A secretária de Estado da Habitação, Ana Pinho, anunciou que os apoios públicos ao setor imobiliário vão ser atribuídos "em proporção com a função social dos imóveis", para que seja possível promover uma descida progressiva do valor das rendas. A governante reconheceu, durante uma audição parlamentar sobre a nova geração de políticas de habitação, que “é a população jovem que mais sofre” com a sobrecarga com despesas habitacionais.

"A sobrecarga habitacional do país é abaixo da média europeia só que estamos numa situação muito complicada ao nível do arrendamento (...). A nível de indicadores, temos a sobrecarga habitacional a disparar no arrendamento nos últimos anos e disparou de níveis inferiores à média europeia para 35%, sendo a média europeia 27%", afirmou Ana Pinho, indicando que o objetivo do Governo é convergir a taxa de esforço das famílias com as despesas de habitação para a média europeia, escreve a Lusa.

De acordo com a responsável, para o Executivo, "a acessibilidade à habitação é conseguir que uma família não pague mais de 30% a 35% do seu rendimento com a habitação". A secretária de Estado salientou que o conceito de habitação acessível "nunca é um valor único", já que dependerá sempre do rendimento das famílias.

Executivo quer “descida progressiva das rendas”

Segundo Ana Pinho, o Governo tem "um número cumulativo de medidas para uma descida progressiva das rendas", entre as quais se destaca a isenção da tributação dos rendimentos e benefícios no Imposto Municipal sobre Imóveis (IMI) e no Imposto Municipal sobre a Transmissão Onerosa de Imóveis (IMT).

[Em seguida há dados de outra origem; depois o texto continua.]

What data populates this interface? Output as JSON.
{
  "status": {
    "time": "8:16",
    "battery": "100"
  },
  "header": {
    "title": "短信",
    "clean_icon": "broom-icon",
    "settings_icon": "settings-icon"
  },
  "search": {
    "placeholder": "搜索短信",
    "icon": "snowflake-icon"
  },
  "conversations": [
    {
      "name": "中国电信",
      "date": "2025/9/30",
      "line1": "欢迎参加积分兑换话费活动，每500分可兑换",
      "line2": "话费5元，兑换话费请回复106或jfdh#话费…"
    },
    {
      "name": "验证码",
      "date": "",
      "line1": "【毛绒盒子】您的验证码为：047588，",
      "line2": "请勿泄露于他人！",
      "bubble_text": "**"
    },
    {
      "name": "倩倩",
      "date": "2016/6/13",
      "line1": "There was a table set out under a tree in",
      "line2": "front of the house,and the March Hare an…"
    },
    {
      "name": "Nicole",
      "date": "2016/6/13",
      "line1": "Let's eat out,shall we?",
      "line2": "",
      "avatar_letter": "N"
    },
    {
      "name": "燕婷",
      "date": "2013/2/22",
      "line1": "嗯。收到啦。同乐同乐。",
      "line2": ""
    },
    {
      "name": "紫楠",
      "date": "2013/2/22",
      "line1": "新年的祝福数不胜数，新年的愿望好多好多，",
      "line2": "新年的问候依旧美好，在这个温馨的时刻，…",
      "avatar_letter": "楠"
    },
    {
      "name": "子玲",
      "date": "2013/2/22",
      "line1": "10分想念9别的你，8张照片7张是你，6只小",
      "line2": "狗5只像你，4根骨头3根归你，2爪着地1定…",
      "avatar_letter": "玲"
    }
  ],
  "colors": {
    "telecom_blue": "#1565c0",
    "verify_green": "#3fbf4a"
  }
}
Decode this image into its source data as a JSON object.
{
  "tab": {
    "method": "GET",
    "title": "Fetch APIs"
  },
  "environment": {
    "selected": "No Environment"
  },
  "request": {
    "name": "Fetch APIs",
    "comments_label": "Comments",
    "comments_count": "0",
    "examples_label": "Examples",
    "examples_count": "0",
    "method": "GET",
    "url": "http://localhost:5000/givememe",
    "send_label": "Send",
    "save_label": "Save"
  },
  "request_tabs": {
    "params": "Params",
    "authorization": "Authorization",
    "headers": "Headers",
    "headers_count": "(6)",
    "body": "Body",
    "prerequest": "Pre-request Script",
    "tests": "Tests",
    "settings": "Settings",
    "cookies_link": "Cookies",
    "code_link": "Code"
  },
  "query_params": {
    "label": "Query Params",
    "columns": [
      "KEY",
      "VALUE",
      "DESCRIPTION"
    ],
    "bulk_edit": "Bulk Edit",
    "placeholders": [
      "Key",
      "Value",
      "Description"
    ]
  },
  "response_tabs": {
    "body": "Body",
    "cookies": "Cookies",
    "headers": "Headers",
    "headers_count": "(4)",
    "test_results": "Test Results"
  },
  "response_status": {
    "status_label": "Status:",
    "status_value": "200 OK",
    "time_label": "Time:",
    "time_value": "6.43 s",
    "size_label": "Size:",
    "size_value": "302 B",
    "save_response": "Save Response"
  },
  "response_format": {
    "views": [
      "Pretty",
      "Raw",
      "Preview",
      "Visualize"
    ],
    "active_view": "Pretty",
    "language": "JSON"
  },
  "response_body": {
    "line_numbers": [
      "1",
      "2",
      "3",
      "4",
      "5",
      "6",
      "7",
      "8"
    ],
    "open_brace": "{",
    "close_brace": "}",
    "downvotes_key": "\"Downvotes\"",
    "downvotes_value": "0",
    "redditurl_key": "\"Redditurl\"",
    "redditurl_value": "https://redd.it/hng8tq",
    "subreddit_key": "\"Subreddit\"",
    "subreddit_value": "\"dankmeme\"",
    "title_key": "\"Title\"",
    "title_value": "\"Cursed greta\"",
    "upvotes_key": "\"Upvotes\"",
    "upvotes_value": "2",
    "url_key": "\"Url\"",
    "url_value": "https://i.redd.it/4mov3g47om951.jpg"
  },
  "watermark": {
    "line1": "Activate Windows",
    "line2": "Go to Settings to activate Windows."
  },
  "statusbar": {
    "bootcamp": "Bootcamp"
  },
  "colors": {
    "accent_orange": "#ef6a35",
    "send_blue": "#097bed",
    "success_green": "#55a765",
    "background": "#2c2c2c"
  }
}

"Cumulativamente a esta medida, temos medidas adicionais de apoio ao investimento para a reabilitação em arrendamento acessível", disse a governante, reforçando que a meta é reduzir 20% o valor das rendas.

"O nosso objetivo é promover o acesso à habitação a todos, doseando os apoios do Estado em proporção com a função social dos imóveis (...). Quanto mais a renda desce, mais apoio o Estado dá", disse a secretária de Estado, defendendo que "só com a promoção pública nunca se teria um número de fogos suficientes para dar resposta a tudo".